Jonathan ficou ao meu lado durante todo aquele dia, muito mais do que meus parentes. Segurou a minha mão em silêncio, como um bom amigo, e Mara ficou do outro lado. Eles só foram embora à noite, depois de todos os procedimentos. E então eu fiquei sozinho.

Havia outras pessoas, claro. Tios e tias, primos, pessoas que eu não conhecia, irmãs, sobrinhos pequenos, e os cunhados. Mas a pessoa mais próxima de mamãe era eu e as vizinhas do lado. Havia anos que morávamos sós. Apesar dos choros, dos acessos de emoção de todos, ninguém sentiria aquela perda como eu. E apenas um dia depois eu soube como funcionavam as coisas de verdade.

As pessoas foram tomando seus rumos, suas vidas, até que na casa só sobraram os herdeiros. O silêncio e o choro diminuíam, assim como o decoro, e as conversas de família foram ficando cada vez mais práticas e embaraçosas. Logo minhas irmãs estavam discutindo sobre a casa, o único bem deixado por minha mãe. Meus cunhados brigaram. O debate seguiu acalorado sobre a divisão de itens domésticos, ignorando o fato de eu ainda morar ali. Tudo seguia como um pesadelo absurdo do qual eu não conseguia acordar.

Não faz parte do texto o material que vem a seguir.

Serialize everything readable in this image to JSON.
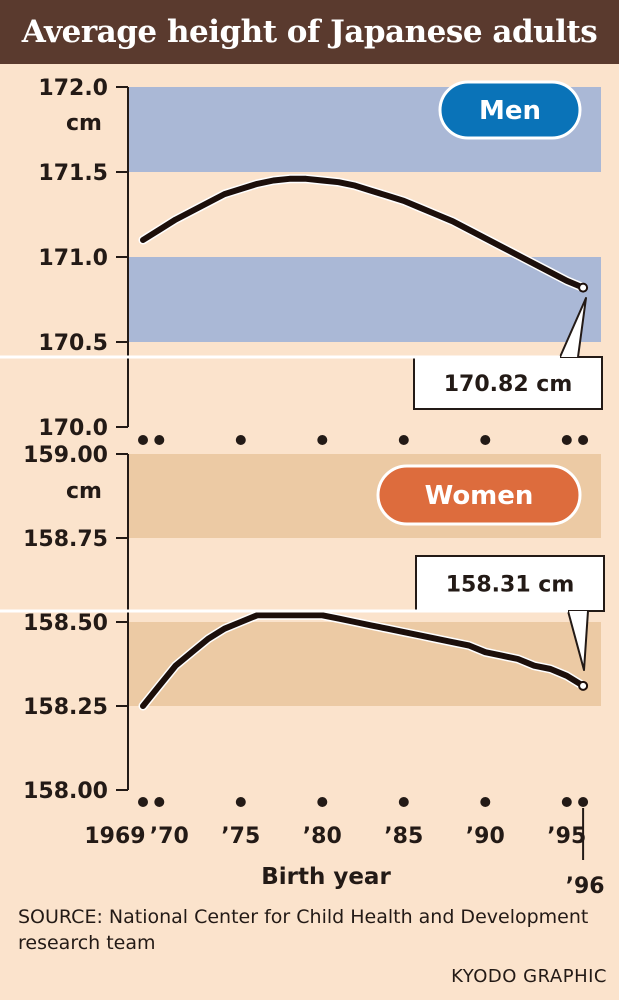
{
  "title": "Average height of Japanese adults",
  "source": "SOURCE: National Center for Child Health and Development research team",
  "credit": "KYODO GRAPHIC",
  "colors": {
    "title_bar": "#5a3a2e",
    "men_band": "#aab8d6",
    "men_badge": "#0a73b8",
    "women_band": "#eccaa4",
    "women_badge": "#dd6c3d",
    "line": "#1c0f0b"
  },
  "chart_data": [
    {
      "type": "line",
      "name": "Men",
      "badge": "Men",
      "ylim": [
        170.0,
        172.0
      ],
      "yticks": [
        "170.0",
        "170.5",
        "171.0",
        "171.5",
        "172.0"
      ],
      "ytick_values": [
        170.0,
        170.5,
        171.0,
        171.5,
        172.0
      ],
      "unit": "cm",
      "bands": [
        [
          171.5,
          172.0
        ],
        [
          170.5,
          171.0
        ]
      ],
      "x": [
        1969,
        1970,
        1971,
        1972,
        1973,
        1974,
        1975,
        1976,
        1977,
        1978,
        1979,
        1980,
        1981,
        1982,
        1983,
        1984,
        1985,
        1986,
        1987,
        1988,
        1989,
        1990,
        1991,
        1992,
        1993,
        1994,
        1995,
        1996
      ],
      "values": [
        171.1,
        171.16,
        171.22,
        171.27,
        171.32,
        171.37,
        171.4,
        171.43,
        171.45,
        171.46,
        171.46,
        171.45,
        171.44,
        171.42,
        171.39,
        171.36,
        171.33,
        171.29,
        171.25,
        171.21,
        171.16,
        171.11,
        171.06,
        171.01,
        170.96,
        170.91,
        170.86,
        170.82
      ],
      "callout": "170.82 cm"
    },
    {
      "type": "line",
      "name": "Women",
      "badge": "Women",
      "ylim": [
        158.0,
        159.0
      ],
      "yticks": [
        "158.00",
        "158.25",
        "158.50",
        "158.75",
        "159.00"
      ],
      "ytick_values": [
        158.0,
        158.25,
        158.5,
        158.75,
        159.0
      ],
      "unit": "cm",
      "bands": [
        [
          158.75,
          159.0
        ],
        [
          158.25,
          158.5
        ]
      ],
      "x": [
        1969,
        1970,
        1971,
        1972,
        1973,
        1974,
        1975,
        1976,
        1977,
        1978,
        1979,
        1980,
        1981,
        1982,
        1983,
        1984,
        1985,
        1986,
        1987,
        1988,
        1989,
        1990,
        1991,
        1992,
        1993,
        1994,
        1995,
        1996
      ],
      "values": [
        158.25,
        158.31,
        158.37,
        158.41,
        158.45,
        158.48,
        158.5,
        158.52,
        158.52,
        158.52,
        158.52,
        158.52,
        158.51,
        158.5,
        158.49,
        158.48,
        158.47,
        158.46,
        158.45,
        158.44,
        158.43,
        158.41,
        158.4,
        158.39,
        158.37,
        158.36,
        158.34,
        158.31
      ],
      "callout": "158.31 cm"
    }
  ],
  "x_axis": {
    "label": "Birth year",
    "tick_labels": [
      "1969",
      "’70",
      "’75",
      "’80",
      "’85",
      "’90",
      "’95",
      "’96"
    ],
    "tick_years": [
      1969,
      1970,
      1975,
      1980,
      1985,
      1990,
      1995,
      1996
    ]
  }
}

Me recusei a conversar. Apenas me sentei no chão do meu quarto e abracei os joelhos esperando o que quer que fosse acontecer. Então Jonathan chegou, silencioso e com as mãos nos bolsos. Estava pálido, com um sorriso triste. Se sentou ao meu lado, na mesma posição que eu.

— Eu voltei. Achei que talvez você fosse precisar de mim.

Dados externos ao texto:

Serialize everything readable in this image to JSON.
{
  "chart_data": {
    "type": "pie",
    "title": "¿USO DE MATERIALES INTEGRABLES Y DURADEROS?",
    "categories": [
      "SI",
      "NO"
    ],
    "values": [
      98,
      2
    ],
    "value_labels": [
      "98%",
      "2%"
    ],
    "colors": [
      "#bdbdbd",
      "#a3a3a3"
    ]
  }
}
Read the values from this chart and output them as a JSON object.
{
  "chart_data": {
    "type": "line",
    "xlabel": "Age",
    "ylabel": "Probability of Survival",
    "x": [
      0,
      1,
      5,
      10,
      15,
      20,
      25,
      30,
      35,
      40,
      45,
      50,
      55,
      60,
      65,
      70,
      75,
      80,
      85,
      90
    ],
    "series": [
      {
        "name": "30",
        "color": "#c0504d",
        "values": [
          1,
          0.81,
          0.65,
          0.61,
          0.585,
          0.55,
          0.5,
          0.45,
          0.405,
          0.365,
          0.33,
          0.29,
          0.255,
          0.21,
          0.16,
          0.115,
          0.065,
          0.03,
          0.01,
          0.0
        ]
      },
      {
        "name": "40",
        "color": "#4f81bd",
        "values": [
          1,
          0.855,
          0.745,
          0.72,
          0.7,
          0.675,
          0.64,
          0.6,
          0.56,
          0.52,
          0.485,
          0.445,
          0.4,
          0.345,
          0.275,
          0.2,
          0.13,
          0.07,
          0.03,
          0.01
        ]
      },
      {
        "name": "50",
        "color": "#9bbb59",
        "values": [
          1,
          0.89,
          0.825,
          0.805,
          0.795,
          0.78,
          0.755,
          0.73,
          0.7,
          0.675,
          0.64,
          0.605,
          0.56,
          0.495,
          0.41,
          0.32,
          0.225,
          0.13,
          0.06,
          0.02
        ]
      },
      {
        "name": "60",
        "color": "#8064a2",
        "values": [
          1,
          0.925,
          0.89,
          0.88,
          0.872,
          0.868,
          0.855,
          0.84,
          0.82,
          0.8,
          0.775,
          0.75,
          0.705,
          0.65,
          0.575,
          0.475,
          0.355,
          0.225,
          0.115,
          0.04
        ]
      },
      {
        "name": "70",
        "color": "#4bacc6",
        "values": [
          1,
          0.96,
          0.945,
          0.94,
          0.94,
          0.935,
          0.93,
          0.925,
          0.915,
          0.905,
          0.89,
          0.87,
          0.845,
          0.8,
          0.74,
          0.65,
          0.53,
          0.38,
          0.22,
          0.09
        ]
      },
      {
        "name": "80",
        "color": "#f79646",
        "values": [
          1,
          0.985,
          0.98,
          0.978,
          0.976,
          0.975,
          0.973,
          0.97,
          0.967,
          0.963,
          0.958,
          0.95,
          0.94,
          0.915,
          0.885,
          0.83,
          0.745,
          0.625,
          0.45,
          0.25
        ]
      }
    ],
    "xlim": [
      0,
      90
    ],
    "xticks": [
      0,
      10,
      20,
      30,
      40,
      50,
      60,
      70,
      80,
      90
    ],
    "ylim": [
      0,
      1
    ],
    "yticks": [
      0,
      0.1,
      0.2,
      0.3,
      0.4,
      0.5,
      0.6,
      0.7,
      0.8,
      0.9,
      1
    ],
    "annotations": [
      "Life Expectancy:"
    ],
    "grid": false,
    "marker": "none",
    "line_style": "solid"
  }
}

Assenti, sentindo a dor escorrer pelos olhos. Cercado de outras pessoas, eu não conseguia chorar e a minha cabeça ficava horrível.

— Obrigado.

— Você devia participar da conversa que tá rolando ali fora. Tão falando sobre a sua casa.

— Não quero. Não consigo. Eu só queria que isso acabasse logo, que todo mundo fosse embora e me deixasse em paz.

— Quer que eu vou lá pra você? Não sou da família, mas posso falar que você me mandou. Eu também sei xingar.